PRESS STATEMENT
February 13, 2020
Contact: Mothers Against Police Brutality
Collette Flanagan, 469-988-2440, collette@mapbdallas.com
John Fullinwider, 214-683-2493, jhfullinwider@gmail.com
Sara Mokuria, 214-454-3980, saramokuria@gmail.com
Mothers Against Police Brutality-
“My first thought is for Genevive’s mother,” said Collette Flanagan, founder of MAPB whose unarmed son, Clinton Allen, was killed by a Dallas officer in 2013. “When police kill our children, we seek justice in the streets, at city council, in Congress, and in the courts of this country. But the system is unjust, a poisoned tree, root and branch, and it leaves us with nothing but grief and struggle. “The acquittal of Dallas officer Christopher Hess for the January 2017 killing Genevive Dawes is no surprise”, said John Fullinwider, co-founder of their group. There were 987 people in America shot to death by police in 2017, and Hess was one of the very few even indicted.” Hess shot 12 times into Genevive Dawes’s parked car on January 18, 2017. He was indicted for aggravated assault in June 2017. A jury acquitted Hess of all charges today. “It was a terrible shooting, but it was overshadowed by the killings of Jordan Edwards (2017) and Botham Jean (2018),” said Sara Mokuria, also a co-founder, whose father was killed by Dallas officers in 1992. “About 3 people a day are killed by police. Except for their family and friends, no one even knows their names. It seems like the less publicity, the less chance for justice – and that’s no justice at all.” “What is needed are specific national standards for use of deadly force – and federal prosecutors whenever a police officer kills a person,” said Ms. Flanagan. “This is one nation, and there is no reason why when I’m facing and armed cop in Texas that I should be facing different training, different standards, and different levels of accountability than a person facing a cop in Oregon or Oklahoma or Massachusetts.” Between 2005 and 2019, only 7 cops a year on average were indicted in fatal shootings (98 total). Less than 3 a year were convicted (35 total). Of roughly 1000 fatal police shootings per year, in 99.3% of the cases no charges are brought. “The jury in this case has spoken,” said Fullinwider, “but let’s not be blind to the lack of accountability up and down the system nationally. If we had a Department of Justice enforcing specific national standards on deadly force, there would likely be fewer shootings and more convictions. After all, the local police departments that entered “consent agreements” with Obama’s DOJ all had fewer shootings in the years following.”

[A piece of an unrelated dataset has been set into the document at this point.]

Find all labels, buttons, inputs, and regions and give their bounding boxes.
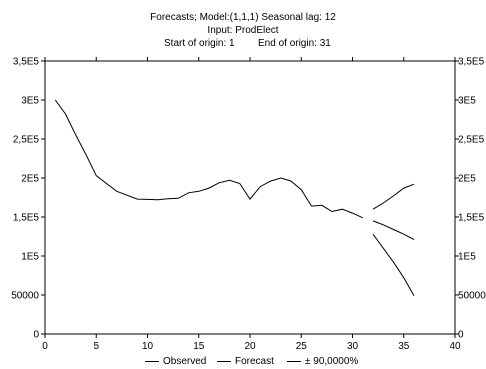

About Mothers Against Police Brutality
Mothers Against Police Brutality (MAPB) Mothers Against Police Brutality (MAPB) is an emerging, Dallas-based multi-generational, multi-racial, and multi-ethnic coalition uniting people nationally, from all walks of life, to hold law enforcement agencies more accountable. Collette Flanagan founded MAPB in 2013 after her son, Clinton Allen , an unarmed young man in custody, was shot to death by a Dallas police officer. MAPB works for an immediate end to the use of deadly force against unarmed persons; for changes in the overall use of excessive and deadly force to stop unnecessary injury and death; for changes in the treatment of mentally ill persons by police; for assistance to the families of the victims of police violence; for transparency and objectivity in the investigations of police misconduct; and for other changes in police policies and procedures to protect the lives of civilians, with a particular focus on protecting the lives of African American and Latino youth. Transforming grief into determination, Flanagan and MAPB are leading the charge to change deadly force policy in Dallas and throughout the U.S., to support families who have lost loved ones to police violence, and to help restore trust between the police and the communities they are sworn to serve and protect.